The authors aimed to analyze the causes and outcomes of golf-related ocular injuries in this retrospective meta-analysis, literature review, and original case series.

ABSTRACT: 
Background: 

The authors aimed to analyze the causes and outcomes of golf-related ocular injuries in this retrospective meta-analysis, literature review, and original case series.

Methods: 

Forty-one articles identified by PubMed search resulted in 11 included studies yielding 102 subjects. Included articles described all ocular golf injuries that presented to an institution during a determined period.

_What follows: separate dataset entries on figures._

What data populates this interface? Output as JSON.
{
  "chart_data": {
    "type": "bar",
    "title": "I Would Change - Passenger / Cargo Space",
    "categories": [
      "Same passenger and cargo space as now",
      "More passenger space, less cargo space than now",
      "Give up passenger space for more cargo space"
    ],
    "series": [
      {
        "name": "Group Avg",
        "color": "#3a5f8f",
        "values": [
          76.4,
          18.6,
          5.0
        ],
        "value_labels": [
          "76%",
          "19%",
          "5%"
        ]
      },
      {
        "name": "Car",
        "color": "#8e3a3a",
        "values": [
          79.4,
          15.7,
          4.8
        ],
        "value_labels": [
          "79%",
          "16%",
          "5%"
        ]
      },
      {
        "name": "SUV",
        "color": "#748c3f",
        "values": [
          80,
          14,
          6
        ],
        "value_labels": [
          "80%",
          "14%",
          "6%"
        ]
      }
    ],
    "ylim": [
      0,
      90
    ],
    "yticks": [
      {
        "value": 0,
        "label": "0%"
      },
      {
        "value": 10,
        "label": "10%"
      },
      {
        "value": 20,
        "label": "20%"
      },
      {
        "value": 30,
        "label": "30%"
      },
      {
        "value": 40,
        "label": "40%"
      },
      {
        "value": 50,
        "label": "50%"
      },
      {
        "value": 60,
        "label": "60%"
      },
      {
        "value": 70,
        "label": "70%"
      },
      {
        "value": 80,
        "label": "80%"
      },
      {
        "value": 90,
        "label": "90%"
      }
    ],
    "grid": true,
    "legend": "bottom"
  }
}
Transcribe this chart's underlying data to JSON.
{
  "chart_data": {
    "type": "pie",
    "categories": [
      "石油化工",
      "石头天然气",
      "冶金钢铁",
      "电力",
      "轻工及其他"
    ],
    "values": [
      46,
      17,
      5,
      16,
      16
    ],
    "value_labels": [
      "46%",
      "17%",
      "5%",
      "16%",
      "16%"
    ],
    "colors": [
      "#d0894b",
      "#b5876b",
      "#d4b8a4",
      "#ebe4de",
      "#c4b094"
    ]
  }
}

Eight factors were analyzed: age, sex, location and mechanism of injury, protective eyewear use, resulting open-globe injury, resulting enucleation, and visual acuity changes.

Results: 

No subjects wore adequate protective eyewear. Significantly more subjects were injured by golf balls (72%) than golf clubs (27%) or foreign body (1%) (P < 0.0001).

The ratio of golf ball to club injuries was significantly higher in adults (92%) than in children (23%) (P < 0.0001). Forty-seven of 93 (51%) injuries resulted in an open globe, whereas 27/82 (33%) injuries resulted in enucleation. The mean +/- SD logMAR visual acuity improved by -0.641 +/- 0.745 after treatment (>6 lines of improvement; P = 0.0001).

Conclusion: 

Reported ocular golf injuries occur less frequently than other ocular sports injuries, but may result in devastating outcomes.

Supervision of children using golf equipment should be encouraged.